Last updated on April 19th, 2024 at 02:35 am
Online discussion forum Reddit reported on Thursday that its systems had been breached following a sophisticated phishing attack.
In the breach notification, Reddit CTO Christopher Slowe, aka KeyserSosa, explained that the hacker “sent out plausible-sounding prompts pointing employees to a website that cloned the behavior of [Reddit’s] intranet gateway, in an attempt to steal credentials and second-factor tokens.”
One Reddit employee fell for the scam, despite having two-factor authentication (2FA) enabled. This was enough to give the hacker “access to some internal docs, code, as well as some internal dashboards and business systems,” Slowe said. Contact details for employees and contractors, as well as certain information about advertisers, were also affected.

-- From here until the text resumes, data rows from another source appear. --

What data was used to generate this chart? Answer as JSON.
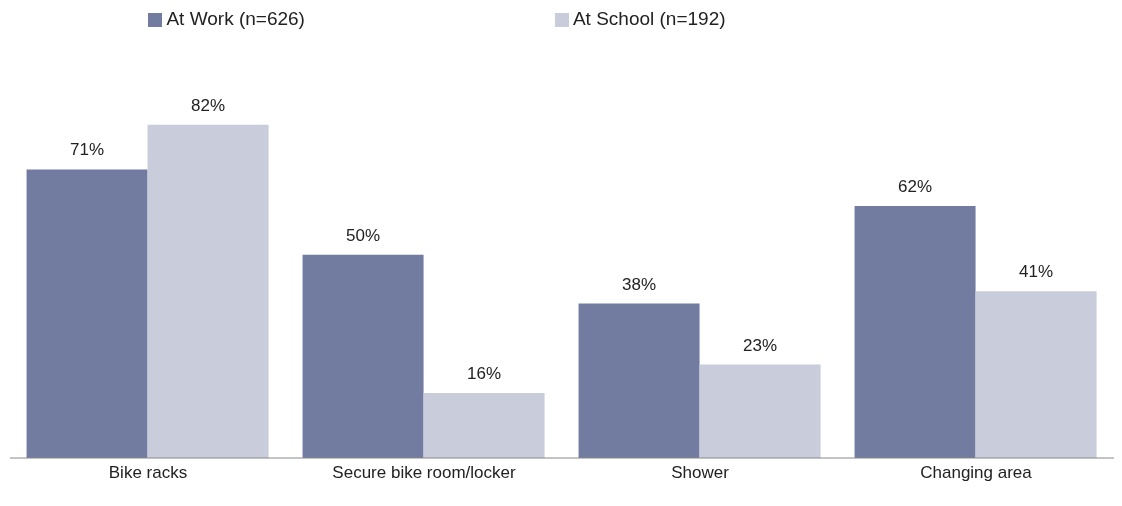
{
  "chart_data": {
    "type": "bar",
    "categories": [
      "Bike racks",
      "Secure bike room/locker",
      "Shower",
      "Changing area"
    ],
    "series": [
      {
        "name": "At Work (n=626)",
        "color": "#727ba0",
        "values": [
          71,
          50,
          38,
          62
        ],
        "value_labels": [
          "71%",
          "50%",
          "38%",
          "62%"
        ]
      },
      {
        "name": "At School (n=192)",
        "color": "#c8ccdb",
        "values": [
          82,
          16,
          23,
          41
        ],
        "value_labels": [
          "82%",
          "16%",
          "23%",
          "41%"
        ]
      }
    ],
    "legend": "top"
  }
}
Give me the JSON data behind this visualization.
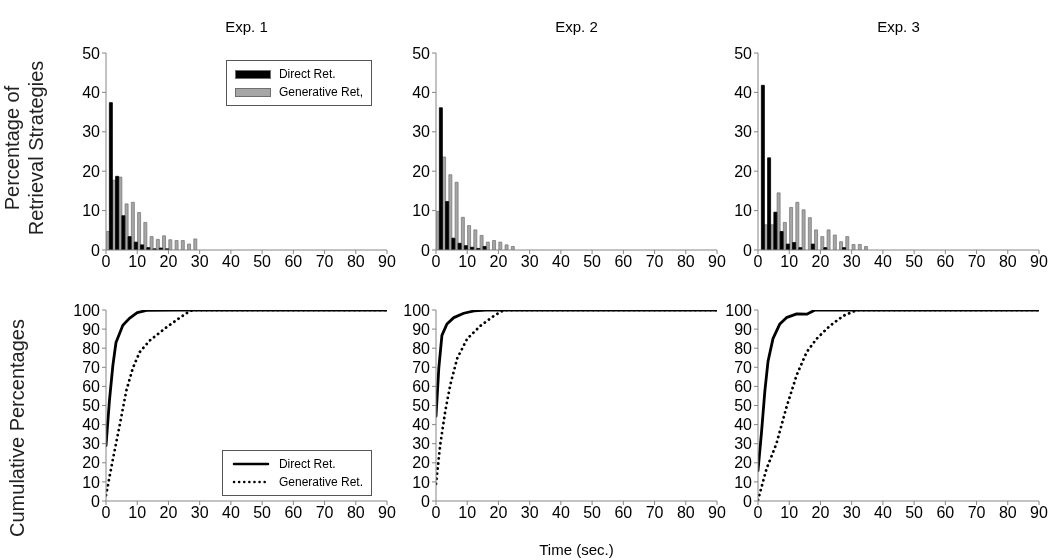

Fortunately, the employee who fell for the phishing email realized their mistake soon after the attack and reported what happened to Reddit’s security team, allowing them to oust the hacker from their network quickly.
According to Slowe, user data, like passwords, appears to be unaffected by the breach: “We show no indications of breach of our primary production systems (the parts of our stack that run Reddit and store the majority of our data).” However, he reminded Redditors that they can better protect their accounts by turning on 2FA and using a password manager.
Unfortunately, as some users noted, Reddit does not currently support security keys as a 2FA method, even though they offer the strongest protection against phishing attacks. Perhaps going forward, Reddit will make this option available for its users and mandatory for its employees. Doing so will better protect users, and Reddit itself, from inevitable future attacks.